NOUVELLES
23/12/2015 08:14 EST | Actualisé 23/12/2016 00:12 EST

Le Premier ministre géorgien Irakli Garibachvili démissionne à la surprise générale

Le Premier ministre géorgien, Irakli Garibachvili, a annoncé à la surprise générale mercredi sa démission, sur fond de tentative de la coalition au pouvoir de faire remonter sa popularité en vue des élections législatives de 2016.

"J'ai pris la décision de quitter mon poste", a déclaré, dans un discours télévisé à la nation, le chef du gouvernement. "Tous les postes sont provisoires, il n'y a que Dieu et la Patrie qui sont éternels", a-t-il ajouté, sans donner plus d'explications sur sa décision.

Selon des médias géorgiens, M. Garibachvili pourrait être remplacé par le vice-Premier ministre et ministre des Affaires étrangères de cette ex-république soviétique du Caucase, Guiorgui Kvirikachvili.

Nommé à son poste en novembre 2013, Irakli Garibachvili, aujourd'hui âgé de 33 ans, était devenu à l'époque le plus jeune chef de gouvernement en Europe.

Presque totalement inconnu jusqu'à sa nomination au poste de ministre de l'Intérieur en octobre 2012, M. Garibachvili a été considéré comme un proche allié du milliardaire et ancien Premier ministre Bidzina Ivanichvili, dont la coalition Rêve géorgien a remporté la même année les élections législatives en Géorgie en mettant fin à la domination du parti Mouvement national unifié de l'ex-président Mikheïl Saakachvili.

Diplômé de la Sorbonne à Paris où il a étudié les relations internationales, Irakli Garibachvili avait notamment dirigé la fondation caritative du milliardaire et travaillé dans sa banque, ainsi que pour la maison de disques de son fils, un chanteur de rap.

Selon des opposants géorgiens, la démission de M. Garibachvili pourrait s'inscrire dans le cadre des efforts de la coalition au pouvoir en vue d'enrayer la forte baisse de sa popularité sur fond de crise économique en vue des élections législatives d'octobre 2016.

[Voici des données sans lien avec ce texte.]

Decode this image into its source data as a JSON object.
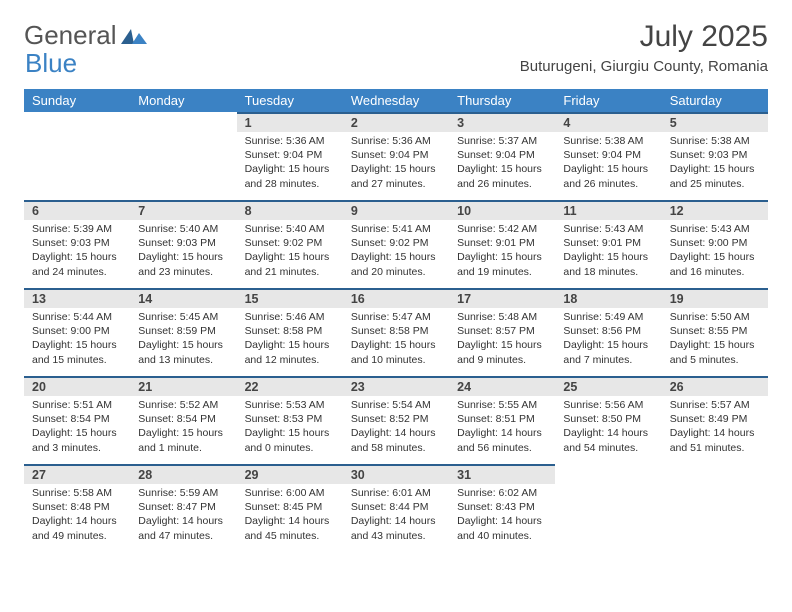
{
  "brand": {
    "general": "General",
    "blue": "Blue"
  },
  "title": "July 2025",
  "location": "Buturugeni, Giurgiu County, Romania",
  "weekdays": [
    "Sunday",
    "Monday",
    "Tuesday",
    "Wednesday",
    "Thursday",
    "Friday",
    "Saturday"
  ],
  "colors": {
    "header_bg": "#3b82c4",
    "header_text": "#ffffff",
    "daynum_bg": "#e7e7e7",
    "daynum_border": "#2b5f8f",
    "body_text": "#333333",
    "logo_gray": "#555555",
    "logo_blue": "#3b82c4"
  },
  "weeks": [
    [
      null,
      null,
      {
        "n": "1",
        "sr": "Sunrise: 5:36 AM",
        "ss": "Sunset: 9:04 PM",
        "d1": "Daylight: 15 hours",
        "d2": "and 28 minutes."
      },
      {
        "n": "2",
        "sr": "Sunrise: 5:36 AM",
        "ss": "Sunset: 9:04 PM",
        "d1": "Daylight: 15 hours",
        "d2": "and 27 minutes."
      },
      {
        "n": "3",
        "sr": "Sunrise: 5:37 AM",
        "ss": "Sunset: 9:04 PM",
        "d1": "Daylight: 15 hours",
        "d2": "and 26 minutes."
      },
      {
        "n": "4",
        "sr": "Sunrise: 5:38 AM",
        "ss": "Sunset: 9:04 PM",
        "d1": "Daylight: 15 hours",
        "d2": "and 26 minutes."
      },
      {
        "n": "5",
        "sr": "Sunrise: 5:38 AM",
        "ss": "Sunset: 9:03 PM",
        "d1": "Daylight: 15 hours",
        "d2": "and 25 minutes."
      }
    ],
    [
      {
        "n": "6",
        "sr": "Sunrise: 5:39 AM",
        "ss": "Sunset: 9:03 PM",
        "d1": "Daylight: 15 hours",
        "d2": "and 24 minutes."
      },
      {
        "n": "7",
        "sr": "Sunrise: 5:40 AM",
        "ss": "Sunset: 9:03 PM",
        "d1": "Daylight: 15 hours",
        "d2": "and 23 minutes."
      },
      {
        "n": "8",
        "sr": "Sunrise: 5:40 AM",
        "ss": "Sunset: 9:02 PM",
        "d1": "Daylight: 15 hours",
        "d2": "and 21 minutes."
      },
      {
        "n": "9",
        "sr": "Sunrise: 5:41 AM",
        "ss": "Sunset: 9:02 PM",
        "d1": "Daylight: 15 hours",
        "d2": "and 20 minutes."
      },
      {
        "n": "10",
        "sr": "Sunrise: 5:42 AM",
        "ss": "Sunset: 9:01 PM",
        "d1": "Daylight: 15 hours",
        "d2": "and 19 minutes."
      },
      {
        "n": "11",
        "sr": "Sunrise: 5:43 AM",
        "ss": "Sunset: 9:01 PM",
        "d1": "Daylight: 15 hours",
        "d2": "and 18 minutes."
      },
      {
        "n": "12",
        "sr": "Sunrise: 5:43 AM",
        "ss": "Sunset: 9:00 PM",
        "d1": "Daylight: 15 hours",
        "d2": "and 16 minutes."
      }
    ],
    [
      {
        "n": "13",
        "sr": "Sunrise: 5:44 AM",
        "ss": "Sunset: 9:00 PM",
        "d1": "Daylight: 15 hours",
        "d2": "and 15 minutes."
      },
      {
        "n": "14",
        "sr": "Sunrise: 5:45 AM",
        "ss": "Sunset: 8:59 PM",
        "d1": "Daylight: 15 hours",
        "d2": "and 13 minutes."
      },
      {
        "n": "15",
        "sr": "Sunrise: 5:46 AM",
        "ss": "Sunset: 8:58 PM",
        "d1": "Daylight: 15 hours",
        "d2": "and 12 minutes."
      },
      {
        "n": "16",
        "sr": "Sunrise: 5:47 AM",
        "ss": "Sunset: 8:58 PM",
        "d1": "Daylight: 15 hours",
        "d2": "and 10 minutes."
      },
      {
        "n": "17",
        "sr": "Sunrise: 5:48 AM",
        "ss": "Sunset: 8:57 PM",
        "d1": "Daylight: 15 hours",
        "d2": "and 9 minutes."
      },
      {
        "n": "18",
        "sr": "Sunrise: 5:49 AM",
        "ss": "Sunset: 8:56 PM",
        "d1": "Daylight: 15 hours",
        "d2": "and 7 minutes."
      },
      {
        "n": "19",
        "sr": "Sunrise: 5:50 AM",
        "ss": "Sunset: 8:55 PM",
        "d1": "Daylight: 15 hours",
        "d2": "and 5 minutes."
      }
    ],
    [
      {
        "n": "20",
        "sr": "Sunrise: 5:51 AM",
        "ss": "Sunset: 8:54 PM",
        "d1": "Daylight: 15 hours",
        "d2": "and 3 minutes."
      },
      {
        "n": "21",
        "sr": "Sunrise: 5:52 AM",
        "ss": "Sunset: 8:54 PM",
        "d1": "Daylight: 15 hours",
        "d2": "and 1 minute."
      },
      {
        "n": "22",
        "sr": "Sunrise: 5:53 AM",
        "ss": "Sunset: 8:53 PM",
        "d1": "Daylight: 15 hours",
        "d2": "and 0 minutes."
      },
      {
        "n": "23",
        "sr": "Sunrise: 5:54 AM",
        "ss": "Sunset: 8:52 PM",
        "d1": "Daylight: 14 hours",
        "d2": "and 58 minutes."
      },
      {
        "n": "24",
        "sr": "Sunrise: 5:55 AM",
        "ss": "Sunset: 8:51 PM",
        "d1": "Daylight: 14 hours",
        "d2": "and 56 minutes."
      },
      {
        "n": "25",
        "sr": "Sunrise: 5:56 AM",
        "ss": "Sunset: 8:50 PM",
        "d1": "Daylight: 14 hours",
        "d2": "and 54 minutes."
      },
      {
        "n": "26",
        "sr": "Sunrise: 5:57 AM",
        "ss": "Sunset: 8:49 PM",
        "d1": "Daylight: 14 hours",
        "d2": "and 51 minutes."
      }
    ],
    [
      {
        "n": "27",
        "sr": "Sunrise: 5:58 AM",
        "ss": "Sunset: 8:48 PM",
        "d1": "Daylight: 14 hours",
        "d2": "and 49 minutes."
      },
      {
        "n": "28",
        "sr": "Sunrise: 5:59 AM",
        "ss": "Sunset: 8:47 PM",
        "d1": "Daylight: 14 hours",
        "d2": "and 47 minutes."
      },
      {
        "n": "29",
        "sr": "Sunrise: 6:00 AM",
        "ss": "Sunset: 8:45 PM",
        "d1": "Daylight: 14 hours",
        "d2": "and 45 minutes."
      },
      {
        "n": "30",
        "sr": "Sunrise: 6:01 AM",
        "ss": "Sunset: 8:44 PM",
        "d1": "Daylight: 14 hours",
        "d2": "and 43 minutes."
      },
      {
        "n": "31",
        "sr": "Sunrise: 6:02 AM",
        "ss": "Sunset: 8:43 PM",
        "d1": "Daylight: 14 hours",
        "d2": "and 40 minutes."
      },
      null,
      null
    ]
  ]
}
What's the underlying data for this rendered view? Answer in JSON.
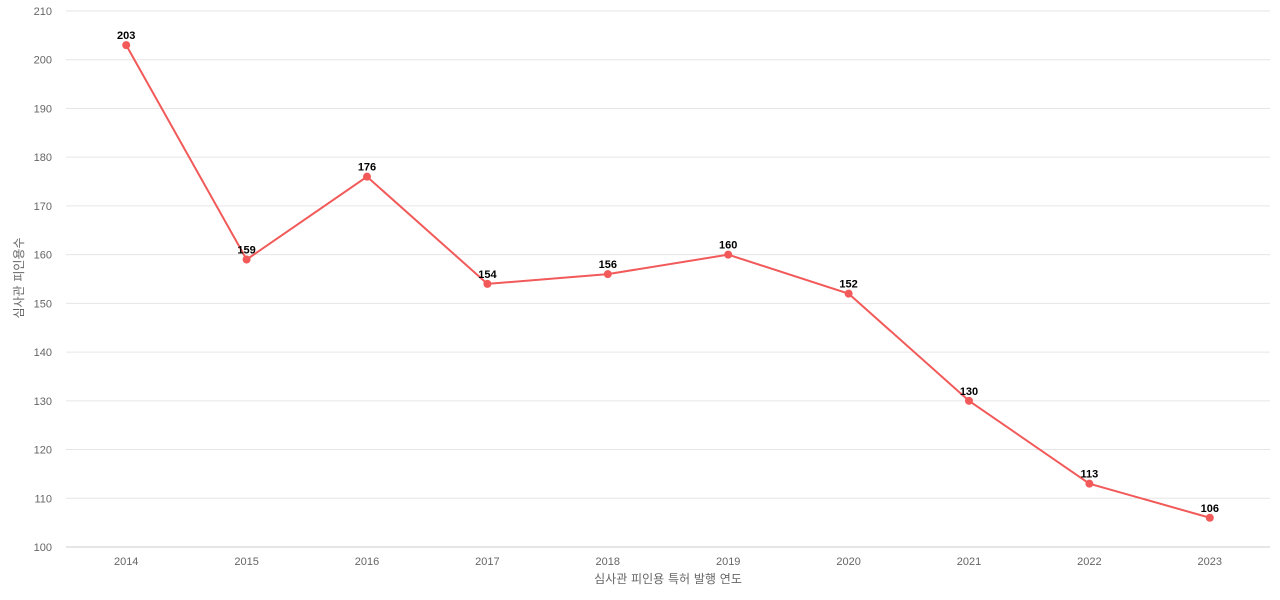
{
  "chart_data": {
    "type": "line",
    "title": "",
    "xlabel": "심사관 피인용 특허 발행 연도",
    "ylabel": "심사관 피인용수",
    "categories": [
      "2014",
      "2015",
      "2016",
      "2017",
      "2018",
      "2019",
      "2020",
      "2021",
      "2022",
      "2023"
    ],
    "series": [
      {
        "values": [
          203,
          159,
          176,
          154,
          156,
          160,
          152,
          130,
          113,
          106
        ]
      }
    ],
    "ylim": [
      100,
      210
    ],
    "yticks": [
      100,
      110,
      120,
      130,
      140,
      150,
      160,
      170,
      180,
      190,
      200,
      210
    ],
    "grid": true,
    "data_labels": true,
    "legend": "none",
    "colors": {
      "line": "#f25a5a",
      "grid": "#e6e6e6",
      "text": "#666666"
    }
  }
}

"Le Rêve géorgien cherche à remplacer Garibachvili parce que sa cote de popularité chute drastiquement", a déclaré aux journalistes un député du parti d'opposition Démocrates libres, Irakli Tchikovani.

Avant l'officialisation de la démission du Premier ministre, le dirigeant du parti Mouvement national unifié, Guiga Bokeria, avait jugé "logique" cette possibilité : "Le pays traverse une crise économique catastrophique".

La croissance économique y a ralenti depuis l'arrivée au pouvoir du Rêve géorgien, intervenue après des années de rapide expansion sur fond de réformes libérales réalisées par le pro-occidental Mikheïl Saakachvili, qui exerce désormais des responsabilités en Ukraine et a été récemment déchu de sa nationalité géorgienne.

Ces derniers mois, le coup de frein s'est accentué et la monnaie géorgienne s'est dépréciée en raison de la récession qui frappe la Russie, toujours un important partenaire commercial et où vit une grande diaspora géorgienne.

La cote de popularité du Rêve géorgien ne dépasse pas actuellement 18%, selon un sondage publié par l'Institut national démocratique, dont le siège est aux Etats-Unis.

Les détracteurs de M. Garibachvili ont souvent critiqué sa nomination, affirmant qu'il n'avait pas suffisamment d'expérience pour diriger le gouvernement et n'était qu'une marionnette de M. Ivanichvili.

Nombre d'observateurs estiment à cet égard que ce dernier continue de tirer les ficelles depuis son départ du pouvoir.